The Harper government will provide job-training money to first nations that agree to force young people on social-assistance to take part in skills-development programs – a new initiative that critics compare to workfare.
The federal budget released Thursday provides $109-million over five years for what the government describes as “personalized skills development.”
But that money will be available only to those first nations that “choose to implement mandatory participation in training for young income assistance recipients.” And the budget provides more cash – $132-million over five years – to help the first nations “ensure compliance” and offer job counselling than it does for the actual training programs.
The First Nations Job Fund is being introduced as tensions simmer over the exploitation of resources on traditional native land and as resource-development companies, which often work in regions where the population is largely aboriginal, say they are unable to find skilled workers.
In his budget speech, Finance Minister Jim Flaherty said the government wants to “ensure young recipients have the incentives necessary to gain employment.”
But Derek Nepinak, the Grand Chief of the Assembly of Manitoba Chiefs, said the program will just foster misconceptions and misunderstandings about the first nations.
“I hope that people stand up,” said Mr. Nepinak, who pointed out that some first nations in his province have declared jurisdiction over the resources on their ancestral lands. That has created conflict, he said, “and that’s going to have to escalate, unfortunately, until real results start to show themselves.”
The Conservative government promised the Assembly of First Nations that it would consult extensively to create a new fiscal relationship, Mr. Nepinak said. But the skills-training program is “just appallingly poor policy and a miscalculation and a misunderstanding of what the reality is.”

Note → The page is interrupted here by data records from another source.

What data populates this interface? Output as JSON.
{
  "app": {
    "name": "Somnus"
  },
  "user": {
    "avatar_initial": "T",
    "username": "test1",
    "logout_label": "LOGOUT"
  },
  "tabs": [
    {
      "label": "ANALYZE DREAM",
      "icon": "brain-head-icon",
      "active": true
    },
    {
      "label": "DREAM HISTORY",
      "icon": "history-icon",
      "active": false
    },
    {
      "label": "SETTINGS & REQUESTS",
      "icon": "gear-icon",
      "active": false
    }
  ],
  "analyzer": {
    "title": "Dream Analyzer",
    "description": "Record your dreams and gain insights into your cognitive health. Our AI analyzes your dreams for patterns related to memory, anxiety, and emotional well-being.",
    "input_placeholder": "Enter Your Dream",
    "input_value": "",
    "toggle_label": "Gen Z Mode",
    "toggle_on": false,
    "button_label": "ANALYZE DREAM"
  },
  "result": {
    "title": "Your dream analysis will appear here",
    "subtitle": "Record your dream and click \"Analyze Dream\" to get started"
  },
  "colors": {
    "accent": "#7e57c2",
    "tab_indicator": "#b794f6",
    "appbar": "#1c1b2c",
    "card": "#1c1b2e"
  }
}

Thomas Mulcair, the Leader of the New Democrats, described the measure as a workfare program and a slap in the face to first nations. “It’s insulting, it’s paternalistic,” said Mr. Mulcair. “It’s a sop to [Prime Minister Stephen Harper’s] Reform Party base and it plays to the worst prejudices against first nations.”
Shawn Atleo, the National Chief of the AFN, has declared education the top priority for native people. The AFN points to a “discriminatory funding gap” in which first nations receive significantly less, per student, than the provinces and territories pay to educate other Canadian children.
That gap is not addressed in this budget. The only nod to on-reserve education is the promise of a draft, later this year, of a new First Nations Education Act aimed at improving the deplorable graduation rates from reserve schools.
Mr. Atleo noted that the budget makes reference to first nations in almost every section, which he said suggests their concerns are beginning to be heard in Ottawa.
“But the investment just isn’t there,” Mr. Atleo said in a statement. “Gaps in critical funding and supports must be addressed – this is part of our work to transform the fiscal relationship and we will be unrelenting in achieving this as a foundation for reconciliation, justice and prosperity for first nations and for Canada.”
The budget does provide an additional $5-million both this year and next for a program called Indspire, which provides scholarships and bursaries for postsecondary training and an additional million dollars a year for a program run by Cape Breton University that studies aboriginal business.